//High Protein Vegan Snacks in Less than 10 Minutes

High Protein Vegan Snacks in Less than 10 Minutes

One of the main barriers for most would-be vegans is the concern about whether high protein vegan foods are easy to make and find. Fact is a vegan or vegetarian diet can be a healthy and easy way to get enough protein. Also, going veggie helps the environment by reducing the need for resource-intensive meat-farming. A vegan diet can benefit your health and the environment. And to prove to you that it can be super easy, we’ve got our 3 favourite snack recipes to help you get started.

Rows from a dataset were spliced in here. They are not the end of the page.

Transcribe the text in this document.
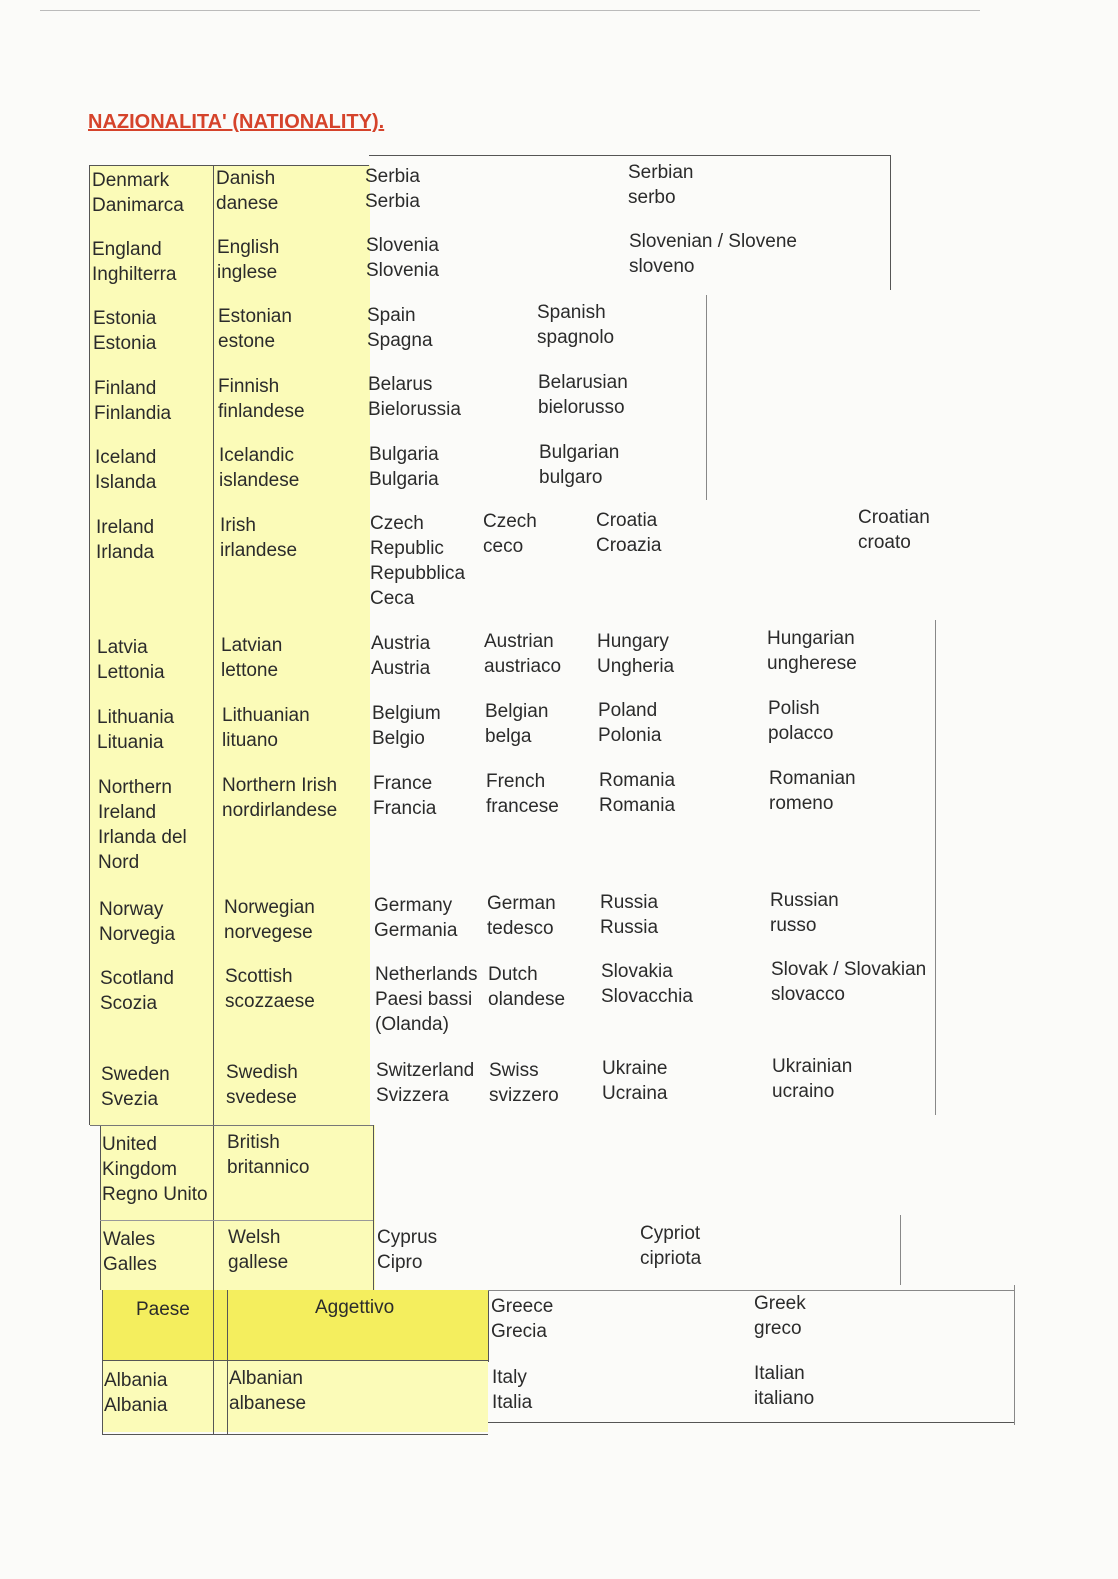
NAZIONALITA' (NATIONALITY).
Denmark
Danimarca
Danish
danese
England
Inghilterra
English
inglese
Estonia
Estonia
Estonian
estone
Finland
Finlandia
Finnish
finlandese
Iceland
Islanda
Icelandic
islandese
Ireland
Irlanda
Irish
irlandese
Latvia
Lettonia
Latvian
lettone
Lithuania
Lituania
Lithuanian
lituano
Northern
Ireland
Irlanda del
Nord
Northern Irish
nordirlandese
Norway
Norvegia
Norwegian
norvegese
Scotland
Scozia
Scottish
scozzaese
Sweden
Svezia
Swedish
svedese
United
Kingdom
Regno Unito
British
britannico
Wales
Galles
Welsh
gallese
Paese	Aggettivo
Albania
Albania
Albanian
albanese
Serbia
Serbia
Serbian
serbo
Slovenia
Slovenia
Slovenian / Slovene
sloveno
Spain
Spagna
Spanish
spagnolo
Belarus
Bielorussia
Belarusian
bielorusso
Bulgaria
Bulgaria
Bulgarian
bulgaro
Czech
Republic
Repubblica
Ceca
Czech
ceco
Croatia
Croazia
Croatian
croato
Austria
Austria
Austrian
austriaco
Hungary
Ungheria
Hungarian
ungherese
Belgium
Belgio
Belgian
belga
Poland
Polonia
Polish
polacco
France
Francia
French
francese
Romania
Romania
Romanian
romeno
Germany
Germania
German
tedesco
Russia
Russia
Russian
russo
Netherlands
Paesi bassi
(Olanda)
Dutch
olandese
Slovakia
Slovacchia
Slovak / Slovakian
slovacco
Switzerland
Svizzera
Swiss
svizzero
Ukraine
Ucraina
Ukrainian
ucraino
Cyprus
Cipro
Cypriot
cipriota
Greece
Grecia
Greek
greco
Italy
Italia
Italian
italiano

High Protein Vegan Energy Balls

These are great snacks and require no time at all. You can double the recipe because you can store them in the fridge for about 10 days. Feel free to play around with the ingredients. Maybe you like it a bit sweeter? Then add honey. But whatever you do, don’t pass on this super simple and delicious recipe.

Ingredients:

1 Cup Crushed Cashews (or any other nut you like)

1 tbsp. Coconut Oil

1 tbsp. Cocoa Powder

3 tbsp. Organic Hemp Protein

1 tbsp. Chia Seeds

1 tbsp. Dried Cranberries

1 tbsp. Peanut Butter

Directions:

Put all ingredients in a food processor and blend until mixture is smooth. Then, roll into little balls and store in fridge.

Delicious Vegan Smoothie

Here’s why we love smoothies: blend, press and drink. Also, you can get creative and play around with your favourite fruits and veggies. Whether you drink it for breakfast, or as a post-workout snack, you’ll benefit from this rich protein formula.

Ingredients:

4 tbsp. Organic Hemp Protein

1.5 Cup Almond Milk

1 tbsp. Peanut Butter

1/2 Banana

1/2 Cup Frozen Berries

Directions:

Put everything in blender and GO! Once everything is well blended and smooth, enjoy.

Vegan Chocolate Chia-Seed Pudding

Imagine a dessert that is healthy, high in protein and deliciously smooth! YUM. We’ve got the perfect high protein vegan recipe for you. Are you ready?

Ingredients:

1/3 Cup Chia Seeds

1/4 Cup Cocoa Powder

1.5 Cups Almond Milk

4 tbsp. Honey

Put all ingredients in a bowl and mix vigorously. Place in the fridge overnight. Serve and eat with your favourite toppings: fresh fruits, nuts, chocolate chips? You choose.

And there you have it. Going vegan doesn’t have to be complicated or expensive. Many of the ingredients are repeated in the recipes and you can change some of them around depending on what you have in your kitchen. Try them and tell us what you think.

Comment below to share your favourite vegan recipes with us!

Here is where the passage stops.